Nelson-Smith Wins In-House Lawyer of the Year, Makes Us Hungry
How do you define the role of the modern in-house lawyer? It's probably some amalgamation of legal counsel, reputation manager, data security watchdog, and consigliore to the board. This person should also, of course, be good at watching the bottom line and reigning in outside counsel costs.
At this year's "The Lawyer" Awards (sponsored by Thomson Reuters, our parent company), the UK publication sought to recognize someone who excelled at the jack-of-all-trades role. Who did they pick for In-House Attorney of the Year? Sarah Nelson-Smith of Yum! Restaurants, the parent company of Kentucky Fried Chicken, Taco Bell, and Pizza Hut.
Congratulations to Nelson-Smith
Last night, Sarah Nelson-Smith took home the top prize for in-house attorneys, beating out fellow in-housers from PayPal UK, Lloyds Banking Group, and elsewhere. The Lawyer recognized Smith for her efficient management of the growing restaurant company's legal department.
The award is especially impressive considering the size of Yum!
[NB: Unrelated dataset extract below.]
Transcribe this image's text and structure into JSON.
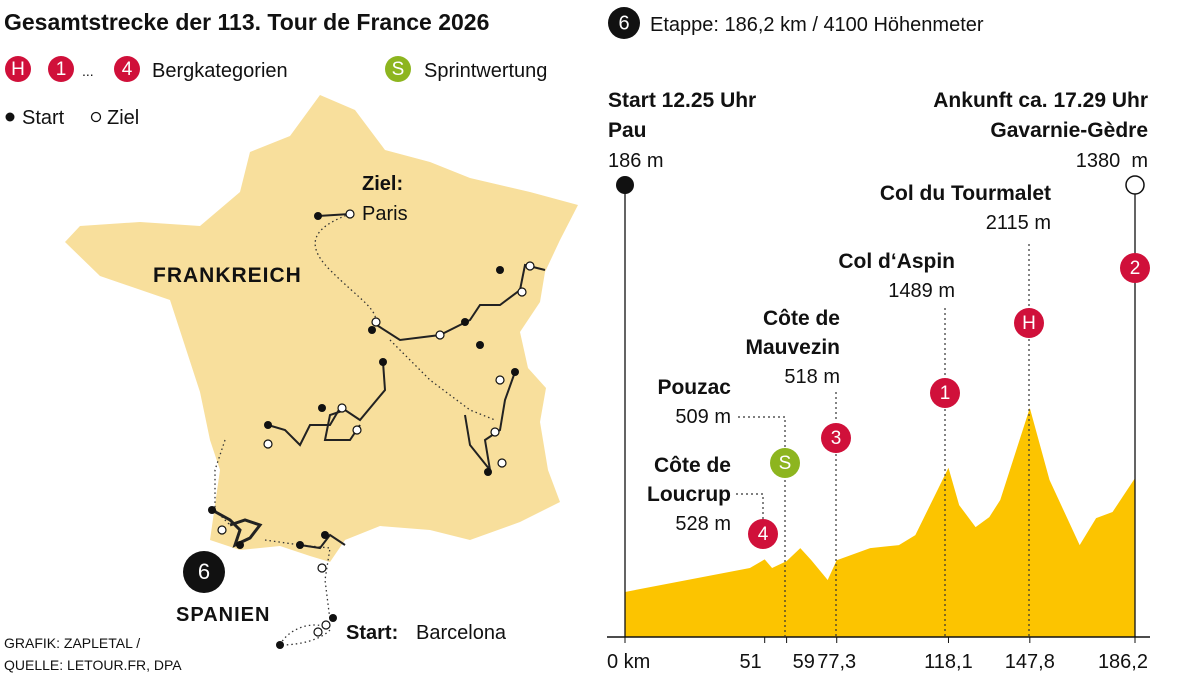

Restaurants' legal team: Nelson-Smith manages a team of four attorneys locally, and has access to a team of more than a hundred lawyers worldwide.
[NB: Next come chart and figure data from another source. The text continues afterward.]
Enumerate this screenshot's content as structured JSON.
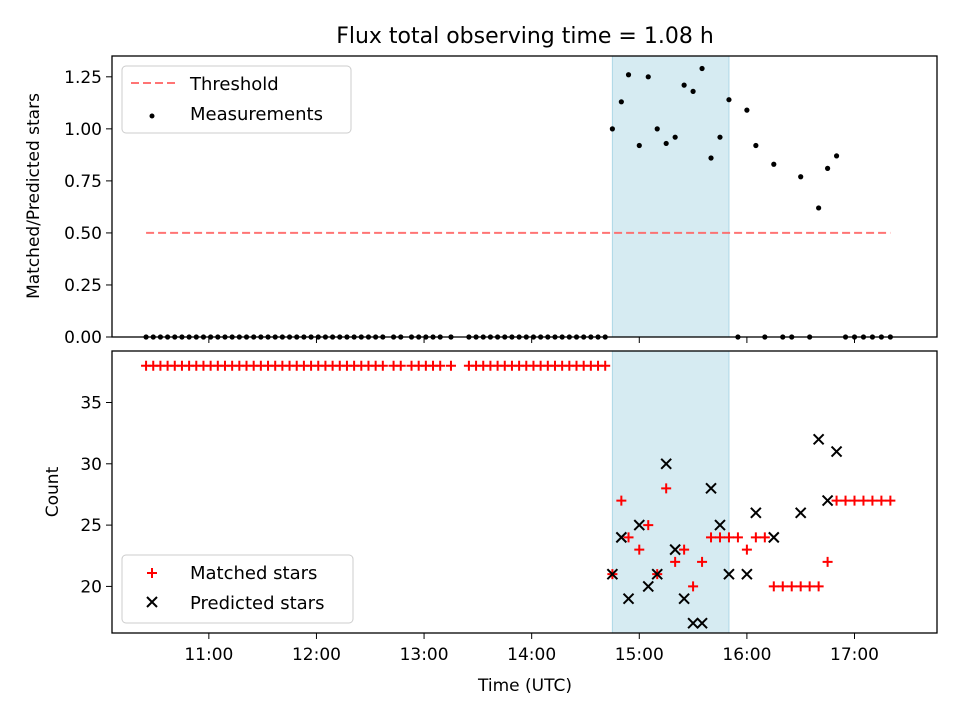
{
  "chart_data": [
    {
      "type": "scatter",
      "title": "Flux total observing time = 1.08 h",
      "xlabel": "",
      "ylabel": "Matched/Predicted stars",
      "xlim": [
        "10:06",
        "17:46"
      ],
      "ylim": [
        0,
        1.35
      ],
      "yticks": [
        "0.00",
        "0.25",
        "0.50",
        "0.75",
        "1.00",
        "1.25"
      ],
      "shaded_span": [
        "14:45",
        "15:50"
      ],
      "shade_color": "#add8e6",
      "threshold": {
        "name": "Threshold",
        "value": 0.5,
        "x_range": [
          "10:25",
          "17:20"
        ],
        "color": "#ff6666",
        "style": "dashed"
      },
      "series": [
        {
          "name": "Measurements",
          "marker": "dot",
          "color": "#000000",
          "points": [
            [
              "10:25",
              0
            ],
            [
              "10:29",
              0
            ],
            [
              "10:33",
              0
            ],
            [
              "10:37",
              0
            ],
            [
              "10:41",
              0
            ],
            [
              "10:45",
              0
            ],
            [
              "10:49",
              0
            ],
            [
              "10:53",
              0
            ],
            [
              "10:57",
              0
            ],
            [
              "11:01",
              0
            ],
            [
              "11:05",
              0
            ],
            [
              "11:09",
              0
            ],
            [
              "11:13",
              0
            ],
            [
              "11:17",
              0
            ],
            [
              "11:21",
              0
            ],
            [
              "11:25",
              0
            ],
            [
              "11:29",
              0
            ],
            [
              "11:33",
              0
            ],
            [
              "11:37",
              0
            ],
            [
              "11:41",
              0
            ],
            [
              "11:45",
              0
            ],
            [
              "11:49",
              0
            ],
            [
              "11:53",
              0
            ],
            [
              "11:57",
              0
            ],
            [
              "12:01",
              0
            ],
            [
              "12:05",
              0
            ],
            [
              "12:09",
              0
            ],
            [
              "12:13",
              0
            ],
            [
              "12:17",
              0
            ],
            [
              "12:21",
              0
            ],
            [
              "12:25",
              0
            ],
            [
              "12:29",
              0
            ],
            [
              "12:33",
              0
            ],
            [
              "12:37",
              0
            ],
            [
              "12:43",
              0
            ],
            [
              "12:47",
              0
            ],
            [
              "12:53",
              0
            ],
            [
              "12:57",
              0
            ],
            [
              "13:01",
              0
            ],
            [
              "13:05",
              0
            ],
            [
              "13:09",
              0
            ],
            [
              "13:15",
              0
            ],
            [
              "13:25",
              0
            ],
            [
              "13:29",
              0
            ],
            [
              "13:33",
              0
            ],
            [
              "13:37",
              0
            ],
            [
              "13:41",
              0
            ],
            [
              "13:45",
              0
            ],
            [
              "13:49",
              0
            ],
            [
              "13:53",
              0
            ],
            [
              "13:57",
              0
            ],
            [
              "14:01",
              0
            ],
            [
              "14:05",
              0
            ],
            [
              "14:09",
              0
            ],
            [
              "14:13",
              0
            ],
            [
              "14:17",
              0
            ],
            [
              "14:21",
              0
            ],
            [
              "14:25",
              0
            ],
            [
              "14:29",
              0
            ],
            [
              "14:33",
              0
            ],
            [
              "14:37",
              0
            ],
            [
              "14:41",
              0
            ],
            [
              "14:45",
              1.0
            ],
            [
              "14:50",
              1.13
            ],
            [
              "14:54",
              1.26
            ],
            [
              "15:00",
              0.92
            ],
            [
              "15:05",
              1.25
            ],
            [
              "15:10",
              1.0
            ],
            [
              "15:15",
              0.93
            ],
            [
              "15:20",
              0.96
            ],
            [
              "15:25",
              1.21
            ],
            [
              "15:30",
              1.18
            ],
            [
              "15:35",
              1.29
            ],
            [
              "15:40",
              0.86
            ],
            [
              "15:45",
              0.96
            ],
            [
              "15:50",
              1.14
            ],
            [
              "15:55",
              0
            ],
            [
              "16:00",
              1.09
            ],
            [
              "16:05",
              0.92
            ],
            [
              "16:10",
              0
            ],
            [
              "16:15",
              0.83
            ],
            [
              "16:20",
              0
            ],
            [
              "16:25",
              0
            ],
            [
              "16:30",
              0.77
            ],
            [
              "16:35",
              0
            ],
            [
              "16:40",
              0.62
            ],
            [
              "16:45",
              0.81
            ],
            [
              "16:50",
              0.87
            ],
            [
              "16:55",
              0
            ],
            [
              "17:00",
              0
            ],
            [
              "17:05",
              0
            ],
            [
              "17:10",
              0
            ],
            [
              "17:15",
              0
            ],
            [
              "17:20",
              0
            ]
          ]
        }
      ],
      "legend": "upper-left"
    },
    {
      "type": "scatter",
      "title": "",
      "xlabel": "Time (UTC)",
      "ylabel": "Count",
      "xlim": [
        "10:06",
        "17:46"
      ],
      "ylim": [
        16.2,
        39.2
      ],
      "xticks": [
        "11:00",
        "12:00",
        "13:00",
        "14:00",
        "15:00",
        "16:00",
        "17:00"
      ],
      "yticks": [
        "20",
        "25",
        "30",
        "35"
      ],
      "shaded_span": [
        "14:45",
        "15:50"
      ],
      "series": [
        {
          "name": "Matched stars",
          "marker": "plus",
          "color": "#ff0000",
          "points": [
            [
              "10:25",
              38
            ],
            [
              "10:29",
              38
            ],
            [
              "10:33",
              38
            ],
            [
              "10:37",
              38
            ],
            [
              "10:41",
              38
            ],
            [
              "10:45",
              38
            ],
            [
              "10:49",
              38
            ],
            [
              "10:53",
              38
            ],
            [
              "10:57",
              38
            ],
            [
              "11:01",
              38
            ],
            [
              "11:05",
              38
            ],
            [
              "11:09",
              38
            ],
            [
              "11:13",
              38
            ],
            [
              "11:17",
              38
            ],
            [
              "11:21",
              38
            ],
            [
              "11:25",
              38
            ],
            [
              "11:29",
              38
            ],
            [
              "11:33",
              38
            ],
            [
              "11:37",
              38
            ],
            [
              "11:41",
              38
            ],
            [
              "11:45",
              38
            ],
            [
              "11:49",
              38
            ],
            [
              "11:53",
              38
            ],
            [
              "11:57",
              38
            ],
            [
              "12:01",
              38
            ],
            [
              "12:05",
              38
            ],
            [
              "12:09",
              38
            ],
            [
              "12:13",
              38
            ],
            [
              "12:17",
              38
            ],
            [
              "12:21",
              38
            ],
            [
              "12:25",
              38
            ],
            [
              "12:29",
              38
            ],
            [
              "12:33",
              38
            ],
            [
              "12:37",
              38
            ],
            [
              "12:43",
              38
            ],
            [
              "12:47",
              38
            ],
            [
              "12:53",
              38
            ],
            [
              "12:57",
              38
            ],
            [
              "13:01",
              38
            ],
            [
              "13:05",
              38
            ],
            [
              "13:09",
              38
            ],
            [
              "13:15",
              38
            ],
            [
              "13:25",
              38
            ],
            [
              "13:29",
              38
            ],
            [
              "13:33",
              38
            ],
            [
              "13:37",
              38
            ],
            [
              "13:41",
              38
            ],
            [
              "13:45",
              38
            ],
            [
              "13:49",
              38
            ],
            [
              "13:53",
              38
            ],
            [
              "13:57",
              38
            ],
            [
              "14:01",
              38
            ],
            [
              "14:05",
              38
            ],
            [
              "14:09",
              38
            ],
            [
              "14:13",
              38
            ],
            [
              "14:17",
              38
            ],
            [
              "14:21",
              38
            ],
            [
              "14:25",
              38
            ],
            [
              "14:29",
              38
            ],
            [
              "14:33",
              38
            ],
            [
              "14:37",
              38
            ],
            [
              "14:41",
              38
            ],
            [
              "14:45",
              21
            ],
            [
              "14:50",
              27
            ],
            [
              "14:54",
              24
            ],
            [
              "15:00",
              23
            ],
            [
              "15:05",
              25
            ],
            [
              "15:10",
              21
            ],
            [
              "15:15",
              28
            ],
            [
              "15:20",
              22
            ],
            [
              "15:25",
              23
            ],
            [
              "15:30",
              20
            ],
            [
              "15:35",
              22
            ],
            [
              "15:40",
              24
            ],
            [
              "15:45",
              24
            ],
            [
              "15:50",
              24
            ],
            [
              "15:55",
              24
            ],
            [
              "16:00",
              23
            ],
            [
              "16:05",
              24
            ],
            [
              "16:10",
              24
            ],
            [
              "16:15",
              20
            ],
            [
              "16:20",
              20
            ],
            [
              "16:25",
              20
            ],
            [
              "16:30",
              20
            ],
            [
              "16:35",
              20
            ],
            [
              "16:40",
              20
            ],
            [
              "16:45",
              22
            ],
            [
              "16:50",
              27
            ],
            [
              "16:55",
              27
            ],
            [
              "17:00",
              27
            ],
            [
              "17:05",
              27
            ],
            [
              "17:10",
              27
            ],
            [
              "17:15",
              27
            ],
            [
              "17:20",
              27
            ]
          ]
        },
        {
          "name": "Predicted stars",
          "marker": "x",
          "color": "#000000",
          "points": [
            [
              "14:45",
              21
            ],
            [
              "14:50",
              24
            ],
            [
              "14:54",
              19
            ],
            [
              "15:00",
              25
            ],
            [
              "15:05",
              20
            ],
            [
              "15:10",
              21
            ],
            [
              "15:15",
              30
            ],
            [
              "15:20",
              23
            ],
            [
              "15:25",
              19
            ],
            [
              "15:30",
              17
            ],
            [
              "15:35",
              17
            ],
            [
              "15:40",
              28
            ],
            [
              "15:45",
              25
            ],
            [
              "15:50",
              21
            ],
            [
              "16:00",
              21
            ],
            [
              "16:05",
              26
            ],
            [
              "16:15",
              24
            ],
            [
              "16:30",
              26
            ],
            [
              "16:40",
              32
            ],
            [
              "16:45",
              27
            ],
            [
              "16:50",
              31
            ]
          ]
        }
      ],
      "legend": "lower-left"
    }
  ]
}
Congratulations to Sarah Nelson Smith of KFC & Pizza Hut, In-House Lawyer of the Year. #thelawyerawards pic.twitter.com/Y1DW2gox3w-- Legal Solutions (@LegalSolutions) June 25, 2014
Bottom Line is the Bottom Line
In a preview of the awards, the nominees agreed: their focus was on the budget. All agreed that, whenever possible, legal work should be kept in-house. (Outside counsel inflates costs? Who would've thunk it?)
Minimizing the use of outside counsel has an added bonus besides the bill: firms have to compete for the little work that is outsourced, which means additional savings down the road in the form of fixed or capped fees.
Panelists also noted that they sometimes face opposition from their own boardrooms, which push for more outsourcing, but at the same time, want to reduce legal expenses. In a way, they have to compete with outside counsel and sell themselves to their own company.
There's an added bonus to limiting the use of outside counsel as well: it saves some of the more interesting work for the in house legal department, rather than handing it off to outside counsel.